Private Sector Group Presents Proposals to Overcome Economic Impact of Covid-19
SAN JUAN – The closure of businesses in Puerto Rico since March 15 has created an unprecedented impact on the Puerto Rican economy. It is vital to see in this scenario the role of the private sector, which generates 94.3% of the value of the productive activity. The government, for its part, represents 5.7% of the generation of economic activity. Thus, for every dollar the economy of Puerto Rico produces, 94 cents are made by the private sector, while the government makes 6 cents. So, six weeks after the start of the lockdown, what has happened? Private companies are not producing and, therefore, are not generating in order to make the economy viable.
This situation leads the local industry to move for an immediate economic push. Faced with this reality, the Movement for a Healthy Economy has developed a series of recommendations aimed at guiding the reopening of the economy by following the necessary protocols and safety measures.
“A two-week shutdown to prevent a collapse in the healthcare system is something that most businesses can handle. But maintaining the restrictions for more than six weeks will force the bankruptcy and failure of most businesses and jobs in Puerto Rico. The economic collapse will be devastating. The health system has ample capacity. It is time to produce,” said Federico “Friedel” Stubbe, chairman of the Prisa Group, one of the founders and spokespeople of the movement.
At the moment it is estimated that 300,000 people are temporarily out of work in the private sector, which translates to 45% of employees in the private sector being affected. Of these, an estimated 170,000 have already applied for unemployment benefits. Looking at the effect in numbers, estimates from consulting firm Inteligencia Económica Inc. point out that by extending the curfew until May 3, the direct economic impact of the crisis would amount to $8.4 billion. If extended until May 31, the impact could reach $12.1 billion. The most heavily affected business sectors include: real estate, retail, manufacturing, tourism and entertainment, cars and health.
Another relevant point is the impact that the lack of federal aid that Puerto Rico receives would have on the local population, since they could be at risk in the near future. This situation would have an impact for 45% of the families that depend on some type of aid such as Medicaid, PAN and Public Housing.
The economic situation resulting from Covid-19 brings with it the following main risks: paralysis of the private sector, insolvency of households, the financial collapse of the government and the possibility that the economic depression may worsen. With this scenario in mind, the spokespeople for the Movement for a Healthy Economy have proposed a program called Protecting Health and Production with the following points:
- We have to understand that the public and companies are smart and have learned. The markets are efficient. Both workers and customers will not go outside until they are comfortable with the solution offered to them.
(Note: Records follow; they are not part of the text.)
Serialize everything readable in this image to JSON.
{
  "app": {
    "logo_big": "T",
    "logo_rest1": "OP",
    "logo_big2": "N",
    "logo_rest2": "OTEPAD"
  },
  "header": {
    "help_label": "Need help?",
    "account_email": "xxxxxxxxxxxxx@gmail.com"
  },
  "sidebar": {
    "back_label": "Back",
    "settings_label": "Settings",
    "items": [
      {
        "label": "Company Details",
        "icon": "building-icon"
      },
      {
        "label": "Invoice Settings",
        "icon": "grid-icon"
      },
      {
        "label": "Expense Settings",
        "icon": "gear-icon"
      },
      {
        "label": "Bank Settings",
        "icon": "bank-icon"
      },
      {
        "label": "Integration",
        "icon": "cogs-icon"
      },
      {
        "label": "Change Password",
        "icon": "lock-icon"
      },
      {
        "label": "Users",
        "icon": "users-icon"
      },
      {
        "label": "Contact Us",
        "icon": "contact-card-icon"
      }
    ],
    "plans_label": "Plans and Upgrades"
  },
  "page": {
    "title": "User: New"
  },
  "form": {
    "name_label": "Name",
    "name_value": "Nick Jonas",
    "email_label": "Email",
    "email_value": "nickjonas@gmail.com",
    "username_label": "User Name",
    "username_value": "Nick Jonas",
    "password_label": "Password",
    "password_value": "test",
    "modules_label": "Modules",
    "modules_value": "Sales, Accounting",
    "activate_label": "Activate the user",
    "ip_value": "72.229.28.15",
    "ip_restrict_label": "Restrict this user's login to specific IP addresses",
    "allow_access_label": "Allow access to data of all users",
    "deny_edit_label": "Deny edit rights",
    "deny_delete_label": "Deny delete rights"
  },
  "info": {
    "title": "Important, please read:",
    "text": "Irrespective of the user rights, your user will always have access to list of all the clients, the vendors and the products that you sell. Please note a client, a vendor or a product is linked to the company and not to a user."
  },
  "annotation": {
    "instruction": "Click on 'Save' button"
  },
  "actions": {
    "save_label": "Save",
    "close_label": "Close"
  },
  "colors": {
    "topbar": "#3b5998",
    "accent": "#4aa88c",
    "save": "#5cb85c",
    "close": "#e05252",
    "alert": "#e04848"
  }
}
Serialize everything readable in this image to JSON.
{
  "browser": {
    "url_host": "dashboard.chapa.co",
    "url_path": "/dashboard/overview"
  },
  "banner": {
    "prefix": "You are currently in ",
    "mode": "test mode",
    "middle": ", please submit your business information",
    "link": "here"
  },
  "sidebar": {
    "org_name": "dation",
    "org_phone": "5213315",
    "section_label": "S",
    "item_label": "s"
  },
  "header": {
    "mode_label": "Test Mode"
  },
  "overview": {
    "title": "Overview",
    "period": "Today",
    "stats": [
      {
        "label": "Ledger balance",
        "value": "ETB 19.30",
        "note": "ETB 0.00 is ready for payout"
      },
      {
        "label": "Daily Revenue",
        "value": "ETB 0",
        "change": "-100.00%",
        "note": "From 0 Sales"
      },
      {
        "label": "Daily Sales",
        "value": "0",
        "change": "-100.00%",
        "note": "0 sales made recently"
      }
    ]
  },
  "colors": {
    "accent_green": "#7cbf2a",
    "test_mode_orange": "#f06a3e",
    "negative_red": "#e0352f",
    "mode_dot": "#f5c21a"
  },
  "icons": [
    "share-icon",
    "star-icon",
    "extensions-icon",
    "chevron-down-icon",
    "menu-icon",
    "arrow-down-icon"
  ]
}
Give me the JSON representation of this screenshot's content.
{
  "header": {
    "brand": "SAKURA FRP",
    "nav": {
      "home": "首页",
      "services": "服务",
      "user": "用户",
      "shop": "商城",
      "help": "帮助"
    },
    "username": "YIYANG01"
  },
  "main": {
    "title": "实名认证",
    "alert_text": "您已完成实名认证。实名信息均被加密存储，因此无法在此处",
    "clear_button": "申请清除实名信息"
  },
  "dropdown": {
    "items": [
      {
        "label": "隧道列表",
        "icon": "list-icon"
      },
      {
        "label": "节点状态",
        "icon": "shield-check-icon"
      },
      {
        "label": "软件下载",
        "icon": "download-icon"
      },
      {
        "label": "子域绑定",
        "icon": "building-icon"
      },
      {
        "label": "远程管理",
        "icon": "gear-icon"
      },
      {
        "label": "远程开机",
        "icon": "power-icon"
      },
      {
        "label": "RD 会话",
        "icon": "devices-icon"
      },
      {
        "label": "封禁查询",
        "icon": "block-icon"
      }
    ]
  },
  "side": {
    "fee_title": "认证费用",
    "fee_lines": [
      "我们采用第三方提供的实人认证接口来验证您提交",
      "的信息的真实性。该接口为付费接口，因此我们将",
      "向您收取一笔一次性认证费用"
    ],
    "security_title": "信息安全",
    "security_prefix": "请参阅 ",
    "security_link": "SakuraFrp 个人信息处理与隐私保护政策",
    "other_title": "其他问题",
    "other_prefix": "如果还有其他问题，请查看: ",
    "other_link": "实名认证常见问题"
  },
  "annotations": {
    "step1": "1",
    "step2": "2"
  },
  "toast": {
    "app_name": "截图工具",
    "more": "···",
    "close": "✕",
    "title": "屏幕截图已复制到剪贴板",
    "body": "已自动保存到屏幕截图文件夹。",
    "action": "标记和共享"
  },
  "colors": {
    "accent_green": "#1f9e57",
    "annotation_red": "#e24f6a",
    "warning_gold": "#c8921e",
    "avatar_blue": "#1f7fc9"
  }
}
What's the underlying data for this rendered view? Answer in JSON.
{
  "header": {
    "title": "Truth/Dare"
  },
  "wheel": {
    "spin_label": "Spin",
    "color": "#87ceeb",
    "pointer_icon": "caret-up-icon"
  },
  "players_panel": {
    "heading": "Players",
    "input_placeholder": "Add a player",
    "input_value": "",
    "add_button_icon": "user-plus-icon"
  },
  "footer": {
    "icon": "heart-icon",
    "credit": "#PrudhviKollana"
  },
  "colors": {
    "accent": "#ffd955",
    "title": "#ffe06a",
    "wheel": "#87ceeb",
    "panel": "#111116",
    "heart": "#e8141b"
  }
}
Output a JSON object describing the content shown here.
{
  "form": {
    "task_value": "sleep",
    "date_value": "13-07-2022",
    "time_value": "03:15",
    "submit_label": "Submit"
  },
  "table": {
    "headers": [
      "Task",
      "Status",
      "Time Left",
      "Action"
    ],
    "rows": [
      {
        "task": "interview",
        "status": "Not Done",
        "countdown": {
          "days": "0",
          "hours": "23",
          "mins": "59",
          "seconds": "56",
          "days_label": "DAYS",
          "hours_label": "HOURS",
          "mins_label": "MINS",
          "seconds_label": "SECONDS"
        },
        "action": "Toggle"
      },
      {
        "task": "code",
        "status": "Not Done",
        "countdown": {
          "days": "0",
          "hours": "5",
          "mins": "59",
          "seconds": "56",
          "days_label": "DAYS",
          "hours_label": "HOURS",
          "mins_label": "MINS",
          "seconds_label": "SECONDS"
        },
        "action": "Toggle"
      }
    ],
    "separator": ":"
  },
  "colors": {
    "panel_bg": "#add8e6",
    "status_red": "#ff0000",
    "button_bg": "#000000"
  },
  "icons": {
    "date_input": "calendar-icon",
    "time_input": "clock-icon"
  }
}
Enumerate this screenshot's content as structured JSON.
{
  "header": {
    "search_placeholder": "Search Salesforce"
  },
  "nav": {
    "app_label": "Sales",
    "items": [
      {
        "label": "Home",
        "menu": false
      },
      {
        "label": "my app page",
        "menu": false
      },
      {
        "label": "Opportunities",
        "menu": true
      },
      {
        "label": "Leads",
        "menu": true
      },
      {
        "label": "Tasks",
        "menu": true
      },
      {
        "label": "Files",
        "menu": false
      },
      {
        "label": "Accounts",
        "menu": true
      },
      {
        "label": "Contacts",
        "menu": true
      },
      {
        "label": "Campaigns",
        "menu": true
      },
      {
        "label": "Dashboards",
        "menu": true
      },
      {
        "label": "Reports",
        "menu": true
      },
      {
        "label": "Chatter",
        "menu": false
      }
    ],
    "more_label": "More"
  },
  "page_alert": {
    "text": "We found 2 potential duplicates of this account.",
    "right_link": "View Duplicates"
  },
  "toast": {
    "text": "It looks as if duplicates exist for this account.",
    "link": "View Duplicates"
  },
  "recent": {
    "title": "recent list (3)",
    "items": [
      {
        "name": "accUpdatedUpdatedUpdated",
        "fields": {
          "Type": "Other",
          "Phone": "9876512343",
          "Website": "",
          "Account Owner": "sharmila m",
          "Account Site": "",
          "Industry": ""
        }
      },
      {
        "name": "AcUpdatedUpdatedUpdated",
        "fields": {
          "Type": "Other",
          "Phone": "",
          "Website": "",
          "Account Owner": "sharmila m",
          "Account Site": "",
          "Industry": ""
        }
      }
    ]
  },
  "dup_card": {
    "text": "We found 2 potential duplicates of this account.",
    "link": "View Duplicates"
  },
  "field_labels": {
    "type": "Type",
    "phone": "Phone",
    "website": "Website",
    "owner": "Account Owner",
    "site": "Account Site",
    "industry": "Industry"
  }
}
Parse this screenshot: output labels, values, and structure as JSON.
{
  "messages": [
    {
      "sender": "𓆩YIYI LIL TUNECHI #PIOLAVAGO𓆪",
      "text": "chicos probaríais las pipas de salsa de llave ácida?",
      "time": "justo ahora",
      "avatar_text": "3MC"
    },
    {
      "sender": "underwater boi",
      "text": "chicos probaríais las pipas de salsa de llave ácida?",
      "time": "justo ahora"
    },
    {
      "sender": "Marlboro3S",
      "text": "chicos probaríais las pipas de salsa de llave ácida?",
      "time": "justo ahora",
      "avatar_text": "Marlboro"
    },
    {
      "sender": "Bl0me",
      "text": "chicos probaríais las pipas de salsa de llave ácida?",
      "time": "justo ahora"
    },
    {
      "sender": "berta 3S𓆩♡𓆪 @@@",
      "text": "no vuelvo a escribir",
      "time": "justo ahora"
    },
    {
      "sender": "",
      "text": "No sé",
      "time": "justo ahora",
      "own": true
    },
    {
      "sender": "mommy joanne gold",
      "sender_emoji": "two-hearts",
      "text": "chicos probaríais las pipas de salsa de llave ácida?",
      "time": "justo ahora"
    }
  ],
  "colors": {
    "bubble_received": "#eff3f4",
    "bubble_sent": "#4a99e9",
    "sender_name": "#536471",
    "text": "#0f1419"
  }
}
- Puerto Rican businessmen are as good as the best in the world. They have the capacity and need to develop protocols that protect the health of both the client and their workers.
- Each industry presents its protocol that adapts to its circumstances and needs. In a free market, customers decide.
- Government should trust and count more on the capacity of its business leaders, workers and customers. It will provide much more strength to the solution.
- Let’s control our fears and work together, government and business to pursue a better life solution.
“The current crisis represents a general risk from which it will be difficult to get away from if comprehensive solutions and well-founded strategies are not implemented. Knowledge and participation of the private sector will be essential to complement the government’s efforts in reopening the economy. It is time to rethink how we will meet the needs of our businesses to direct effective and productive action that benefits everyone,” said group spokesperson Gustavo Vélez, Inteligencia Económica’s founder.
“It would be a serious mistake to think again that federal funds will be the lifeline of Puerto Rico and its economy. The federal government has increased its deficit and debt to historic levels; therefore, no one can guarantee the permanence of the federal funds currently received by the Island. We must move and demonstrate to the Trump administration that we can produce like the rest of the 50 states,” the economist added.
The group calls on government leaders to trust the ability of private industry to think of innovative ideas and offer alternatives that help build a program of effective solutions to succeed, which in turn leads to building a strategy of long-term development. This strategy should be aimed at not depending so much on federal funds and looking for recurring sources of investment and production. Above all, it is of vital importance and urgent action to make possible the permanence of the 273,000 jobs of private companies and the 60,000 of the government that are at risk of being lost.
The initiative will have the support of an educational media campaign aimed at raising awareness about the relevance of reopening private industry with the proper protocols for the benefit of the financial health of the Puerto Rican family.